American dancer and performance artist

Abigail Levine not to be confused with Abigail Lavine, Abigail Levine is a New York-based dance and performance artist.
==Background==
Levine has created works for opera and theaters--as well as for subway stations, sidewalks, swimming pools, airports, office buildings--in New York City, Washington DC, Havana, São Paulo, Mexico City, Caracas, and Taipei.

Recent commissions and productions include: Benjamin Britten's The Turn of the Screw for Lorin Maazel's Chateauville Foundation (conducted by Maazel at the Kennedy Center); "Slow Falls" presented by the 2011 Movement Research Festival; "Porta Sem Parede"; Any Closer produced by Dixon Place and the Puffin Foundation and performed on sidewalks in Brooklyn, Queens, the Bronx and Manhattan; If You See Something, a dance for subway stations performed in the subway systems of New York City and Caracas, Venezuela; Bernstein's Trouble in Tahiti and Bizet's Le Docteur Miracle for the Manhattan Opera Theater; and Desatar, a commissioned work for 14 dancers from Cuba's national dance company, Danza Contemporanea de Cuba.

Levine has performed recently with Marina Abramović in her retrospective at the New York MoMA, with performance artist Carolee Schneemann, and with choreographers including: Jennifer Monson, koosil-ja hwang, Alan Good, Marianela Boán, Pat Catterson, Larissa Velez, Despina Stamos, Pele Bauch, Wendy Osserman and the Denishawn Repertory Dancers.
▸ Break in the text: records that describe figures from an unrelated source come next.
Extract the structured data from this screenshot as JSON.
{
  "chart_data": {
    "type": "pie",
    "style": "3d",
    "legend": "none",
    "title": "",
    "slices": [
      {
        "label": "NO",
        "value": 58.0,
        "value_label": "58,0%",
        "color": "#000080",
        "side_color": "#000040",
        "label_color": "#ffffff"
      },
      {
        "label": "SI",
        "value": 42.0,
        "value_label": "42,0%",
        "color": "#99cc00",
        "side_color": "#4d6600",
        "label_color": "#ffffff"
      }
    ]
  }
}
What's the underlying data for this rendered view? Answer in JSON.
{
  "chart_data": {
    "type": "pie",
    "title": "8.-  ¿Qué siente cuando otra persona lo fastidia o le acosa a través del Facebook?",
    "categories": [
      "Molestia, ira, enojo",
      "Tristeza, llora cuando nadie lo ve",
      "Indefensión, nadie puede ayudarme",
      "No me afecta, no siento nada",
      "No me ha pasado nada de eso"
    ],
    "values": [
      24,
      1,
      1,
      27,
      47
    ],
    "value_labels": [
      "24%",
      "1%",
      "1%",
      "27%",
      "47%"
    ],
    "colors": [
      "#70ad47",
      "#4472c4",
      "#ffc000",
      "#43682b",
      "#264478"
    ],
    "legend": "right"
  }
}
Her writings on dance have been published by the Movement Research Performance Journal, e-misférica, Cuba Update and CubaNow.

Levine trained at New York's High School of Performing Arts, the Alvin Ailey American Dance Center, Jacob's Pillow Dance Festival, The Place and Middlesex University in London, and with Danza Contemporánea de Cuba in Havana. She graduated from Wesleyan University with a degree in English and is completing a Masters at NYU in Dance and Performance Studies.